Una risata aspra e divertita gli sgorgò dai polmoni e Gerard, udendola, gli chiese: “Che cosa vi suscita tanta ilarità, mio signore?”
“Niente, niente” ribatté lui con uno scuotimento di capo: “Pensavo solo a quanto sia immensa la stupidità umana, mio buon Gerard”.
Sapeva perfettamente che Vivian si trovava in quel momento con il presunto Fantasma dell’Opera, che del fantasma aveva in realtà ben poco. Ciò che ignorava e che faceva crescere dentro di lui una rabbia e una frustrazione terribili era invece il motivo che aveva spinto il suddetto a strappargliela quando era stato sul punto di prendersi quel che gli spettava. La sconfitta che aveva subito per sua mano e la disonorevole fuga con cui aveva abbandonato il teatro e il suo meritato premio erano una ferita aperta, in suppurazione, uno squarcio nel suo orgoglio e nella sua vanità che sanguinava copiosamente e lo teneva insonne e tormentato. Cosa aveva a che fare l’uomo che si faceva chiamare Fantasma dell’Opera con la sua Vivian?
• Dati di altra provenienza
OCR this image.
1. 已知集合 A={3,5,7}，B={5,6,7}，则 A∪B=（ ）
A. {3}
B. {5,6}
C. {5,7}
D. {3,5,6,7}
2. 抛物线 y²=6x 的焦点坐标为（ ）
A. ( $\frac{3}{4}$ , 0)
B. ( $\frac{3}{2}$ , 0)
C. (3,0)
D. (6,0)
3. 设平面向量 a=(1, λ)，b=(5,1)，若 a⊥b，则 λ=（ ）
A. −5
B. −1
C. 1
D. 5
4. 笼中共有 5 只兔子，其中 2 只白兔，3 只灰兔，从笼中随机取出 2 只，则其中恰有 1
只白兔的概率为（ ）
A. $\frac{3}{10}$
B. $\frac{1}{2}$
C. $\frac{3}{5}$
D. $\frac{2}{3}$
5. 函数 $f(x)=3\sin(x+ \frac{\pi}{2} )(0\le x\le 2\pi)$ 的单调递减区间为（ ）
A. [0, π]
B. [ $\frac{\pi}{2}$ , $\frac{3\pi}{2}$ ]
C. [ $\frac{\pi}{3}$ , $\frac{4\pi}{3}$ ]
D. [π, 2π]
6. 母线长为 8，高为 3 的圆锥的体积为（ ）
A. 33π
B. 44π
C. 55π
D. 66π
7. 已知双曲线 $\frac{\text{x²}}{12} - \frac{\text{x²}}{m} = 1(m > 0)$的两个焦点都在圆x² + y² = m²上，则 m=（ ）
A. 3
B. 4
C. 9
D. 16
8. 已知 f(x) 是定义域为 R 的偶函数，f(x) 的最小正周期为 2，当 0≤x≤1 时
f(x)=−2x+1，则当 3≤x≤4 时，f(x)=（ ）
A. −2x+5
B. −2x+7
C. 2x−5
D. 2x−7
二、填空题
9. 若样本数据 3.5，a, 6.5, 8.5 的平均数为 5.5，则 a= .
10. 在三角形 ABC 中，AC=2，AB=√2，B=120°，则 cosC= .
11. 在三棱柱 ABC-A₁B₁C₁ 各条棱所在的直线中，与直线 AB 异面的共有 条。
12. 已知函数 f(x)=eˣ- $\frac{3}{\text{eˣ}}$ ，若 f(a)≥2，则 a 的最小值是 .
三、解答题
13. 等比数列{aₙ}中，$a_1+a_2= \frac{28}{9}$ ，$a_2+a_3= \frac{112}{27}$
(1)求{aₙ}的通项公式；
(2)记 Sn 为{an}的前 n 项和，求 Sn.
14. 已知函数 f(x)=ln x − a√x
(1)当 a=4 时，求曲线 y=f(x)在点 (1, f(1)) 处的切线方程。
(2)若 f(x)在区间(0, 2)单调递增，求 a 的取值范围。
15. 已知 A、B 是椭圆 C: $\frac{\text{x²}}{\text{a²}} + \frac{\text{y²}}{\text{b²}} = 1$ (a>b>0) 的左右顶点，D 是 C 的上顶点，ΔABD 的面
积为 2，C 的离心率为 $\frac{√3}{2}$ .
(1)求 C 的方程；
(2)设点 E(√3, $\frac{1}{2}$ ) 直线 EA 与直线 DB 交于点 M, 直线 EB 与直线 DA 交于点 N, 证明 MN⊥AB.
Per quale ragione, dopo averla salvata da lui, l’aveva rapita? E in quei giorni che l’aveva tenuta prigioniera, che cosa le aveva fatto? L’idea che il piatto di delizie che tanto minuziosamente s’era preparato fosse toccato invece ad un altro era per lui insopportabile. L’ossessione per la ragazza, che con la violenza aveva sperato di scacciare, era cresciuta ulteriormente…era perseguitato notte e giorno dal profumo ardente e selvaggio della sua pelle, dalla luminosa morbidezza dei suoi capelli e dalla deliziosa impotenza che le aveva letto sul viso mentre la teneva inchiodata sul pavimento di pietra della cappella. E si mescolava ad essa una feroce sete di vendetta, al ricordo dei suoi piccoli denti che gli affondavano nella carne e gli strappavano il lobo in uno spruzzo di sangue vermiglio…ella doveva pagare, per questo e per parecchie altre cose. Non era assolutamente ammissibile che rinunciasse a prenderla, solo perché nel quadro s’era inserita l’ambigua figura dell’assassino senza volto. Si sarebbe liberato anche di lui, in un modo o nell’altro. Niente era impossibile ad un membro della famiglia Rappenau.
Ma poiché ignorava l’ubicazione della dimora del folle che aveva osato togliergli la strega da sotto, si era visto costretto ad inscenare quella commedia con la sciocca amichetta per ottenere da lei qualche informazione. Malgrado ella non sapesse niente di rilevante, convincerla a parlare era stato fin troppo facile: sapeva bene che genere di effetto faceva alle donne, soprattutto a quelle bruttine e insignificanti come quella. Un paio di carezze e un tono suadente, ecco tutto ciò che serviva per farle ballare come voleva… ne aveva persuase di assai più attraenti e ritrose a rinunciare alla verginità per lui, era stato un gioco da dilettanti. Un altro po’, e quella sciocchina avrebbe cominciato a sbavare come il cagnolino di Colette.
Fortunatamente aveva ricavato un nome da quella seccatura. Madame Giry. Bene. Sarebbe andato da lei il giorno dopo, appena avesse avuto un minimo di tempo libero (doveva pur sempre adempiere ai suoi doveri di Marchesino). Alla fine sarebbe arrivato a Vivian e al suo ambiguo rapitore…e una volta avvenuto ciò, avrebbe fatto pentire il secondo di averlo interrotto in un momento tanto importante e avrebbe concluso il lavoro con la prima.
E saziatosi di ogni brama, vendicativa o sessuale che fosse, avrebbe recuperato la sua antica serenità e sarebbe andato avanti nel suo glorioso futuro, vincitore per l’ennesima volta.  
Arrendersi era l’ultimo dei suoi pensieri.
“Ti troverò, Vivian” sussurrò, guizzando un’occhiata rapace ai brillanti tetti dell’Opera che svettavano sopra le altre case: “Il mondo forse ignora dove ti nascondi, ma io ti troverò”.